Thursday’s release of U.S. basketball star Brittney Griner in exchange for a convicted Russian arms dealer has resurfaced an old question: Do prisoner swaps do more harm than good?
Amid the celebrations following Griner’s return some critics, including members of Congress and federal law enforcement, argued such trades only encourage foreign states to target Americans to gain leverage over the United States.
Families of those detained abroad reject that argument, saying there is no hard evidence to support that and that the U.S. government should focus on deterring and punishing governments which wrongfully detain or imprison U.S. citizens.
The plight of American detainees abroad gained visibility after Griner’s arrest in February and as families stepped up their publicity efforts, concluding that years of quiet diplomacy did little to bring back their loved ones.
The details of Griner’s release highlight the painful trade-offs confronting the Biden administration. After months of negotiations — which U.S. officials had hoped would bring home both Griner and Paul Whelan, a former U.S. Marine Moscow accuses of spying — Russia was only willing to release Griner.
That trade meant a prison release for Viktor Bout, a Russian citizen U.S. authorities have called one of the world’s top illegal arms dealers and who was captured after a global manhunt.
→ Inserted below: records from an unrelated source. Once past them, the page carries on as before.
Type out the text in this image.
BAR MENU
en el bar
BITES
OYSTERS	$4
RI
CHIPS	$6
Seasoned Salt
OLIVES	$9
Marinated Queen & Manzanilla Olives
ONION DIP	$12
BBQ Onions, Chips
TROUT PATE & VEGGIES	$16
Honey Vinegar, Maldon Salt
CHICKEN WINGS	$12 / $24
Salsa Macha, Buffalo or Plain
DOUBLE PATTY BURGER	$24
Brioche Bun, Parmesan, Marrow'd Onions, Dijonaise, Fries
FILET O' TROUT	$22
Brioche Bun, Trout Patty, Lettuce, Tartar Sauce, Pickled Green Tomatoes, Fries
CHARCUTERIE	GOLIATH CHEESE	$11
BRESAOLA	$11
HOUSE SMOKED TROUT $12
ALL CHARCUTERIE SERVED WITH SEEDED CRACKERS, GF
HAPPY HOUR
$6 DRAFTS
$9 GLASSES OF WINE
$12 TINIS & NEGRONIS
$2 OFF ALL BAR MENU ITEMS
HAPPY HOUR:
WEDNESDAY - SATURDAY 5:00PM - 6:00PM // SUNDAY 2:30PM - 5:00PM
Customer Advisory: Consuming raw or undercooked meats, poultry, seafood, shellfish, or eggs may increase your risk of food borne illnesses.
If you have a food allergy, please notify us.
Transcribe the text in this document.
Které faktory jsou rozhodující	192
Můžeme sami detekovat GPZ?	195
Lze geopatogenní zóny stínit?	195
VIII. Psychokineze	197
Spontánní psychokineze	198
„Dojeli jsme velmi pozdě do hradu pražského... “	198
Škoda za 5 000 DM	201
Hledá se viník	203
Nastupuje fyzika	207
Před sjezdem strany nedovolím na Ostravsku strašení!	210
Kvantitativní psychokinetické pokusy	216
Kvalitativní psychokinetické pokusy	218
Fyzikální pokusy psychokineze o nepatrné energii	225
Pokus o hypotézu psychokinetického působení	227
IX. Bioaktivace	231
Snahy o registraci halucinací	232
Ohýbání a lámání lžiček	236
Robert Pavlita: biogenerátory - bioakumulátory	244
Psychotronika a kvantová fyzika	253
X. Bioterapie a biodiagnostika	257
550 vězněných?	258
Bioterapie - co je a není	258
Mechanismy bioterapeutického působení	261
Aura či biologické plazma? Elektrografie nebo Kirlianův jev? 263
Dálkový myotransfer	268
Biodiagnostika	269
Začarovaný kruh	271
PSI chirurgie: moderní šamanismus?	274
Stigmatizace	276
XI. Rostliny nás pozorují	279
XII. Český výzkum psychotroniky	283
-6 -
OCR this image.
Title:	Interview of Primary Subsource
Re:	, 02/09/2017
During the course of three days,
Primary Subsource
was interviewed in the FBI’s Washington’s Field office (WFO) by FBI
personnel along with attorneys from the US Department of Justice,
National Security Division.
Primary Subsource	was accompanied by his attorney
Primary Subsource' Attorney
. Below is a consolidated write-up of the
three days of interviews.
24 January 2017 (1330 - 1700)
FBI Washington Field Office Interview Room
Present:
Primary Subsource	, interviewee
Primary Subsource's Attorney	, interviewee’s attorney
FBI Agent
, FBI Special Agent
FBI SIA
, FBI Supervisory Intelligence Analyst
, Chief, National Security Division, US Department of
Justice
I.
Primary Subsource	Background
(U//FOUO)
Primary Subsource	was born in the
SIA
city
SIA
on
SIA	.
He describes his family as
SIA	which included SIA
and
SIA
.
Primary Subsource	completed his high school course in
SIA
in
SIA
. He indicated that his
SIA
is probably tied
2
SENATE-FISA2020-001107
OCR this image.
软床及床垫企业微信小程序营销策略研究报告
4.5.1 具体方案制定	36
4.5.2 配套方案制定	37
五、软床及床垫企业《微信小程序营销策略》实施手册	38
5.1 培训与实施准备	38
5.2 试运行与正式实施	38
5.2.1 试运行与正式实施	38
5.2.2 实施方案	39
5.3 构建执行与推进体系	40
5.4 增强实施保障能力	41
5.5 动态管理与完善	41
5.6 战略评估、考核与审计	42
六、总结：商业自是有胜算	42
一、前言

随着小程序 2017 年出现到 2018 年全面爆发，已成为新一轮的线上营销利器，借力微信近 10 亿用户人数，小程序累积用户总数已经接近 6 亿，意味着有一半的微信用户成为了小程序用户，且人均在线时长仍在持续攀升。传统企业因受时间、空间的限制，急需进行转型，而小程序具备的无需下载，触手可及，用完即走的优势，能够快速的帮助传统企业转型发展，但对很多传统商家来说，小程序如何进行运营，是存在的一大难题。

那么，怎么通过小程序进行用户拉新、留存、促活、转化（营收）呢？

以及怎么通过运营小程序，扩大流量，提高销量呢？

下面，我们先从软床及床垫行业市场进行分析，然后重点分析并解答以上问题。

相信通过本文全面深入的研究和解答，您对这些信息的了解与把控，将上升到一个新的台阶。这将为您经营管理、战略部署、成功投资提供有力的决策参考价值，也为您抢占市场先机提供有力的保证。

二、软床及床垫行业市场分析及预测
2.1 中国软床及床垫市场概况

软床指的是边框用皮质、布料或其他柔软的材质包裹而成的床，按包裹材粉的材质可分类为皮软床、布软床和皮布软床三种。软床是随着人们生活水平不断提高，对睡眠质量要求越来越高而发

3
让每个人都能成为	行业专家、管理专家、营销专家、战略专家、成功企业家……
“The Russians and other regimes that take American citizens hostage cannot pretend that there is equivalence between the Brittney Griners of the world and people like Viktor Bout, the so-called ‘Merchant of Death,'” said Senator Bob Menendez, Democratic chairman of the Senate Foreign Relations Committee.
“We must stop inviting dictatorial and rogue regimes to use Americans overseas as bargaining chips.”
DETENTIONS ON THE RISE
The detention of Americans overseas is not new. From the Soviet Union’s capture of U-2 pilot Francis Gary Powers in the 1960s to the Iran hostage crisis of the 1970s and the more recent imprisonment of U.S. citizens in North Korea, Iran and China, administrations have wrestled with the question of whether and when to negotiate.
The problem has become acute, with some governments seemingly using arbitrary detention as a negotiating tactic. In one such case in 2016, North Korea detained American college student Otto Warmbier during a dispute with the international community over that country’s missile launches. Warmbier died just days after his return.
At the same time, U.S. detainees’ friends and families are wielding public pressure on the administration. Brittney Griner’s February arrest in Moscow on charges of possessing vape cartridges containing cannabis oil triggered a surge of support from fans, celebrities and politicians calling for her release and criticizing the Biden administration for not doing more.
Many of the families argue that the U.S. should be willing negotiate and discount the argument that prisoner swaps lead more countries to grab Americans.
“I’m not aware of any concrete evidence that this will encourage more hostage-taking,” said Harrison Li, son of Chinese-American Kai Li, detained by China since 2016. “And I think the important thing to emphasize is the executive order that President Biden put out, which is very clear in providing for proactive, punitive measures that can be placed on these countries.”
Biden in July signed an executive order authorizing U.S. government agencies to impose financial sanctions and other measures on those involved in the wrongful detention of Americans.
Families say they haven’t seen forceful implementation of the order.
The United States does not provide an official figure for how many U.S. citizens are held abroad, but the James W. Foley Legacy Foundation, named after an American journalist abducted and killed in Syria, says that more than 60 U.S. citizens are wrongfully detained in about 18 countries.
SLIPPERY SLOPE
Beyond the question of whether prisoner swaps incentivize detentions, the administration also faces criticism from law enforcement, where some question the wisdom of trading high-profile convicts like Bout.
“I don’t think you negotiate with terrorists, it’s a slippery slope, it doesn’t end well,” said Robert Zachariasiewicz, a former U.S. Drug Enforcement Administration agent who helped lead the team that arrested Bout.
“I’ve spoken to a great number of people throughout the Department of Justice at every level. They’re frustrated, they’re disappointed, they’re disenfranchised.”
The administration acknowledges the difficulties.
“Negotiations for release of wrongful detainees are often very difficult — that’s just a reality — in part because of the price that must be paid to bring Americans home to their loved ones and in part because the immediate results can feel unfair or arbitrary,” White House spokesperson Karine Jean-Pierre said after the news of Griner’s release.
Those hard choices meant Washington could either leave Whelan in Russian custody or else return empty-handed after months of negotiations. Whelan’s family called the situation “a catastrophe.”
“Where are all these people with their other solutions on how we get Americans back?” asked Elizabeth Whelan, sister of Paul Whelan. “What’s the alternative? Yes it’s terrible to send someone like Viktor Bout back, for sure, but it means we get Americans home.”